The consequences for non-compliance with SB 17 remain vague, with potentially severe penalties. First-time offenders could face employee suspension for an academic year, escalating to employee termination for subsequent violations, and once an offense occurs, the employee’s name goes on a coordinating board list, barring any college institutions from hiring them.

Institutions that are found to be in violation could receive fines up to the lesser of 1 million dollars, potentially diverting essential funds from struggling programs and risking program failures upon minor offenses.

What is a better solution to Senate Bill 17?

Alternatives to SB 17 include a variety of regulations that could be set in place, rather than completely disband the offices of DEI. If the main arguments are that decisions are being made based on a person’s race, sex, color or ethnicity, then the politicians could instead come up with checks and audits that ensure that no decision is unfairly considering a person’s demographic in any way that is exclusive or partial to one party over another.

So why ruin a good thing? The DEI offices strive to create an environment in which every opportunity and resource is equal, and everyone can feel included. The offices help to maintain the healthy environments on campus that can make everyone feel supported, and equally successful.
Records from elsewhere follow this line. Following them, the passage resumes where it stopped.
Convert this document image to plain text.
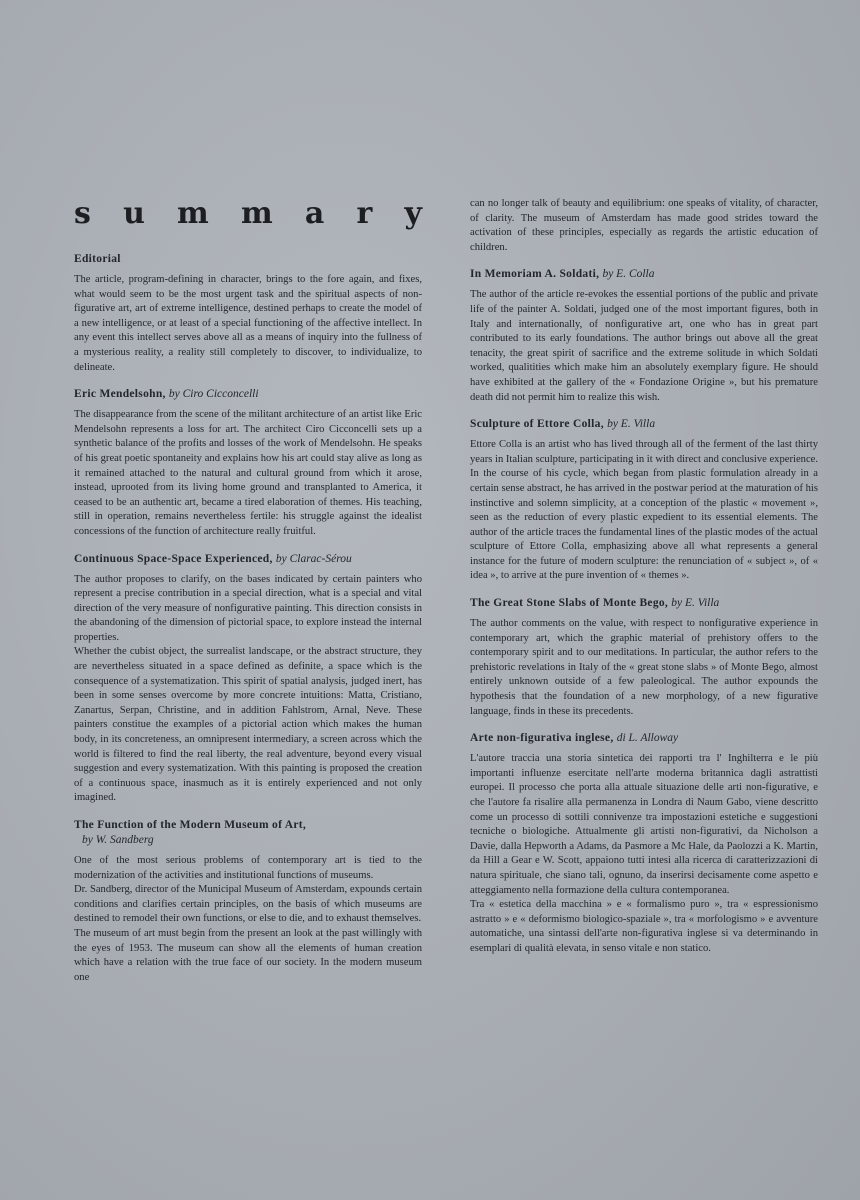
s u m m a r y
Editorial

The article, program-defining in character, brings to the fore again, and fixes, what would seem to be the most urgent task and the spiritual aspects of non-figurative art, art of extreme intelligence, destined perhaps to create the model of a new intelligence, or at least of a special functioning of the affective intellect. In any event this intellect serves above all as a means of inquiry into the fullness of a mysterious reality, a reality still completely to discover, to individualize, to delineate.

Eric Mendelsohn, by Ciro Cicconcelli

The disappearance from the scene of the militant architecture of an artist like Eric Mendelsohn represents a loss for art. The architect Ciro Cicconcelli sets up a synthetic balance of the profits and losses of the work of Mendelsohn. He speaks of his great poetic spontaneity and explains how his art could stay alive as long as it remained attached to the natural and cultural ground from which it arose, instead, uprooted from its living home ground and transplanted to America, it ceased to be an authentic art, became a tired elaboration of themes. His teaching, still in operation, remains nevertheless fertile: his struggle against the idealist concessions of the function of architecture really fruitful.

Continuous Space-Space Experienced, by Clarac-Sérou

The author proposes to clarify, on the bases indicated by certain painters who represent a precise contribution in a special direction, what is a special and vital direction of the very measure of nonfigurative painting. This direction consists in the abandoning of the dimension of pictorial space, to explore instead the internal properties.

Whether the cubist object, the surrealist landscape, or the abstract structure, they are nevertheless situated in a space defined as definite, a space which is the consequence of a systematization. This spirit of spatial analysis, judged inert, has been in some senses overcome by more concrete intuitions: Matta, Cristiano, Zanartus, Serpan, Christine, and in addition Fahlstrom, Arnal, Neve. These painters constitue the examples of a pictorial action which makes the human body, in its concreteness, an omnipresent intermediary, a screen across which the world is filtered to find the real liberty, the real adventure, beyond every visual suggestion and every systematization. With this painting is proposed the creation of a continuous space, inasmuch as it is entirely experienced and not only imagined.

The Function of the Modern Museum of Art,
by W. Sandberg

One of the most serious problems of contemporary art is tied to the modernization of the activities and institutional functions of museums.

Dr. Sandberg, director of the Municipal Museum of Amsterdam, expounds certain conditions and clarifies certain principles, on the basis of which museums are destined to remodel their own functions, or else to die, and to exhaust themselves.

The museum of art must begin from the present an look at the past willingly with the eyes of 1953. The museum can show all the elements of human creation which have a relation with the true face of our society. In the modern museum one

can no longer talk of beauty and equilibrium: one speaks of vitality, of character, of clarity. The museum of Amsterdam has made good strides toward the activation of these principles, especially as regards the artistic education of children.

In Memoriam A. Soldati, by E. Colla

The author of the article re-evokes the essential portions of the public and private life of the painter A. Soldati, judged one of the most important figures, both in Italy and internationally, of nonfigurative art, one who has in great part contributed to its early foundations. The author brings out above all the great tenacity, the great spirit of sacrifice and the extreme solitude in which Soldati worked, qualitities which make him an absolutely exemplary figure. He should have exhibited at the gallery of the « Fondazione Origine », but his premature death did not permit him to realize this wish.

Sculpture of Ettore Colla, by E. Villa

Ettore Colla is an artist who has lived through all of the ferment of the last thirty years in Italian sculpture, participating in it with direct and conclusive experience. In the course of his cycle, which began from plastic formulation already in a certain sense abstract, he has arrived in the postwar period at the maturation of his instinctive and solemn simplicity, at a conception of the plastic « movement », seen as the reduction of every plastic expedient to its essential elements. The author of the article traces the fundamental lines of the plastic modes of the actual sculpture of Ettore Colla, emphasizing above all what represents a general instance for the future of modern sculpture: the renunciation of « subject », of « idea », to arrive at the pure invention of « themes ».

The Great Stone Slabs of Monte Bego, by E. Villa

The author comments on the value, with respect to nonfigurative experience in contemporary art, which the graphic material of prehistory offers to the contemporary spirit and to our meditations. In particular, the author refers to the prehistoric revelations in Italy of the « great stone slabs » of Monte Bego, almost entirely unknown outside of a few paleological. The author expounds the hypothesis that the foundation of a new morphology, of a new figurative language, finds in these its precedents.

Arte non-figurativa inglese, di L. Alloway

L'autore traccia una storia sintetica dei rapporti tra l' Inghilterra e le più importanti influenze esercitate nell'arte moderna britannica dagli astrattisti europei. Il processo che porta alla attuale situazione delle arti non-figurative, e che l'autore fa risalire alla permanenza in Londra di Naum Gabo, viene descritto come un processo di sottili connivenze tra impostazioni estetiche e suggestioni tecniche o biologiche. Attualmente gli artisti non-figurativi, da Nicholson a Davie, dalla Hepworth a Adams, da Pasmore a Mc Hale, da Paolozzi a K. Martin, da Hill a Gear e W. Scott, appaiono tutti intesi alla ricerca di caratterizzazioni di natura spirituale, che siano tali, ognuno, da inserirsi decisamente come aspetto e atteggiamento nella formazione della cultura contemporanea.

Tra « estetica della macchina » e « formalismo puro », tra « espressionismo astratto » e « deformismo biologico-spaziale », tra « morfologismo » e avventure automatiche, una sintassi dell'arte non-figurativa inglese si va determinando in esemplari di qualità elevata, in senso vitale e non statico.
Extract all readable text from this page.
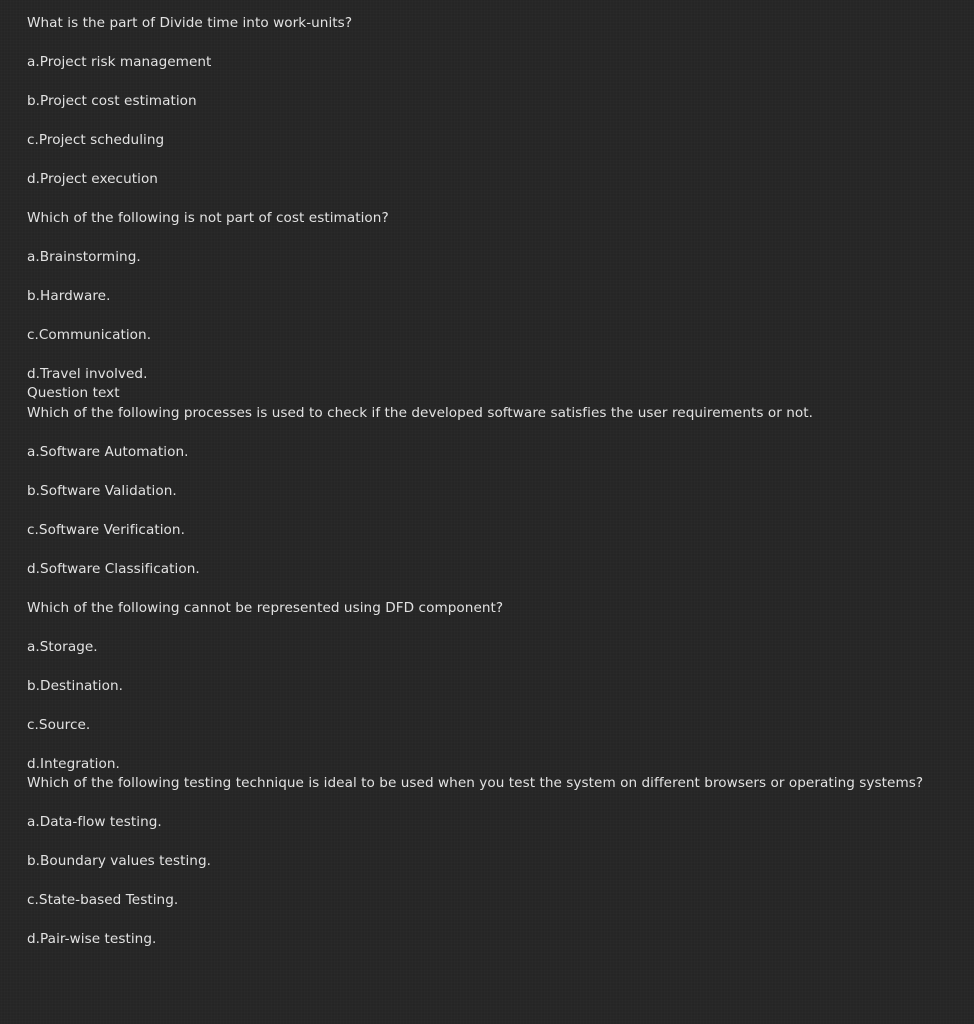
What is the part of Divide time into work-units?
a.Project risk management
b.Project cost estimation
c.Project scheduling
d.Project execution
Which of the following is not part of cost estimation?
a.Brainstorming.
b.Hardware.
c.Communication.
d.Travel involved.
Question text
Which of the following processes is used to check if the developed software satisfies the user requirements or not.
a.Software Automation.
b.Software Validation.
c.Software Verification.
d.Software Classification.
Which of the following cannot be represented using DFD component?
a.Storage.
b.Destination.
c.Source.
d.Integration.
Which of the following testing technique is ideal to be used when you test the system on different browsers or operating systems?
a.Data-flow testing.
b.Boundary values testing.
c.State-based Testing.
d.Pair-wise testing.
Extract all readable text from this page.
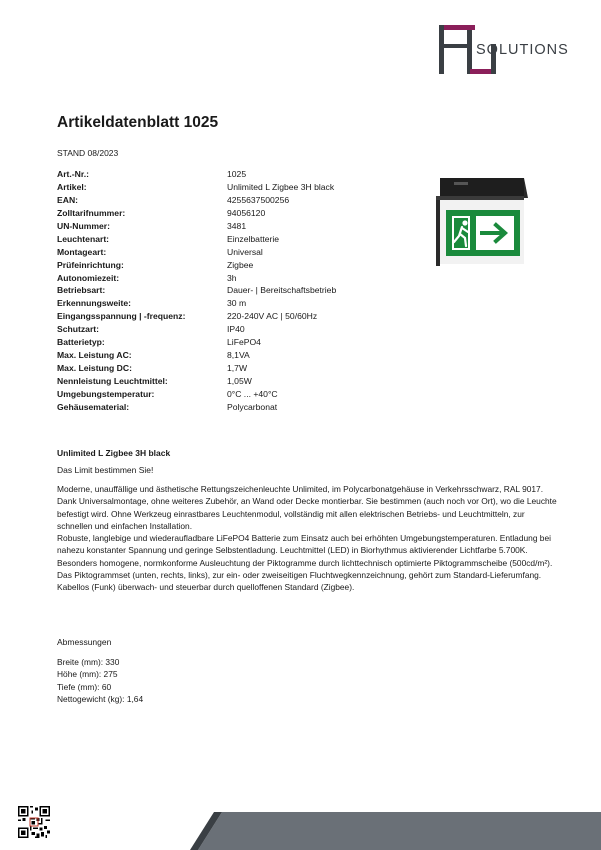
SOLUTIONS
Artikeldatenblatt 1025
STAND 08/2023
Art.-Nr.:	1025
Artikel:	Unlimited L Zigbee 3H black
EAN:	4255637500256
Zolltarifnummer:	94056120
UN-Nummer:	3481
Leuchtenart:	Einzelbatterie
Montageart:	Universal
Prüfeinrichtung:	Zigbee
Autonomiezeit:	3h
Betriebsart:	Dauer- | Bereitschaftsbetrieb
Erkennungsweite:	30 m
Eingangsspannung | -frequenz:	220-240V AC | 50/60Hz
Schutzart:	IP40
Batterietyp:	LiFePO4
Max. Leistung AC:	8,1VA
Max. Leistung DC:	1,7W
Nennleistung Leuchtmittel:	1,05W
Umgebungstemperatur:	0°C ... +40°C
Gehäusematerial:	Polycarbonat
Unlimited L Zigbee 3H black
Das Limit bestimmen Sie!

Moderne, unauffällige und ästhetische Rettungszeichenleuchte Unlimited, im Polycarbonatgehäuse in Verkehrsschwarz, RAL 9017. Dank Universalmontage, ohne weiteres Zubehör, an Wand oder Decke montierbar. Sie bestimmen (auch noch vor Ort), wo die Leuchte befestigt wird. Ohne Werkzeug einrastbares Leuchtenmodul, vollständig mit allen elektrischen Betriebs- und Leuchtmitteln, zur schnellen und einfachen Installation.

Robuste, langlebige und wiederaufladbare LiFePO4 Batterie zum Einsatz auch bei erhöhten Umgebungstemperaturen. Entladung bei nahezu konstanter Spannung und geringe Selbstentladung. Leuchtmittel (LED) in Biorhythmus aktivierender Lichtfarbe 5.700K.

Besonders homogene, normkonforme Ausleuchtung der Piktogramme durch lichttechnisch optimierte Piktogrammscheibe (500cd/m²). Das Piktogrammset (unten, rechts, links), zur ein- oder zweiseitigen Fluchtwegkennzeichnung, gehört zum Standard-Lieferumfang.

Kabellos (Funk) überwach- und steuerbar durch quelloffenen Standard (Zigbee).

Abmessungen
Breite (mm): 330
Höhe (mm): 275
Tiefe (mm): 60
Nettogewicht (kg): 1,64
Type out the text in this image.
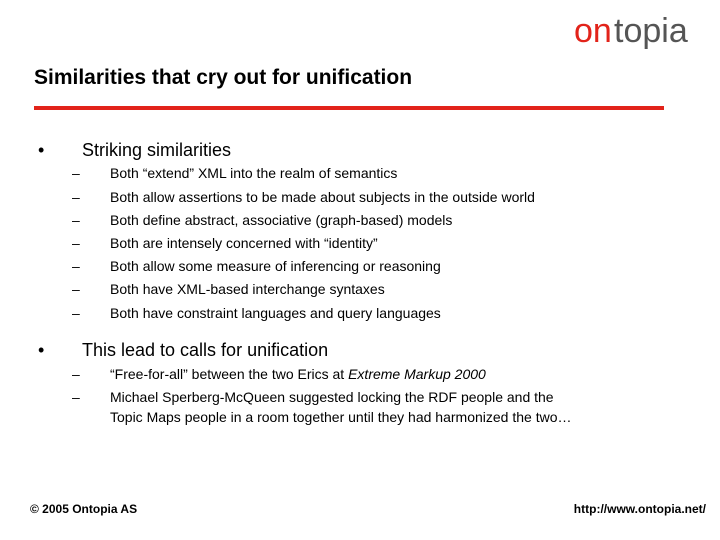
on topia
Similarities that cry out for unification
• Striking similarities
– Both “extend” XML into the realm of semantics
– Both allow assertions to be made about subjects in the outside world
– Both define abstract, associative (graph-based) models
– Both are intensely concerned with “identity”
– Both allow some measure of inferencing or reasoning
– Both have XML-based interchange syntaxes
– Both have constraint languages and query languages
• This lead to calls for unification
– “Free-for-all” between the two Erics at Extreme Markup 2000
– Michael Sperberg-McQueen suggested locking the RDF people and the
Topic Maps people in a room together until they had harmonized the two…
© 2005 Ontopia AS	http://www.ontopia.net/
The main arguments that are made against the idea of the DEI offices are based on misconceptions or misunderstandings of the DEI office processes and decisions, and so the bill should not be seeking to close down that which is helping so many people. Instead, it may be better to think of regulations and rules that could be used as a check on the offices to ensure that all decisions are fair and not just based on a person’s demographic.

Ultimately, SB 17 is just attacking a system that is meant to allow students of all backgrounds to succeed, and by doing so, it’s moving Texas backward on the path of progress.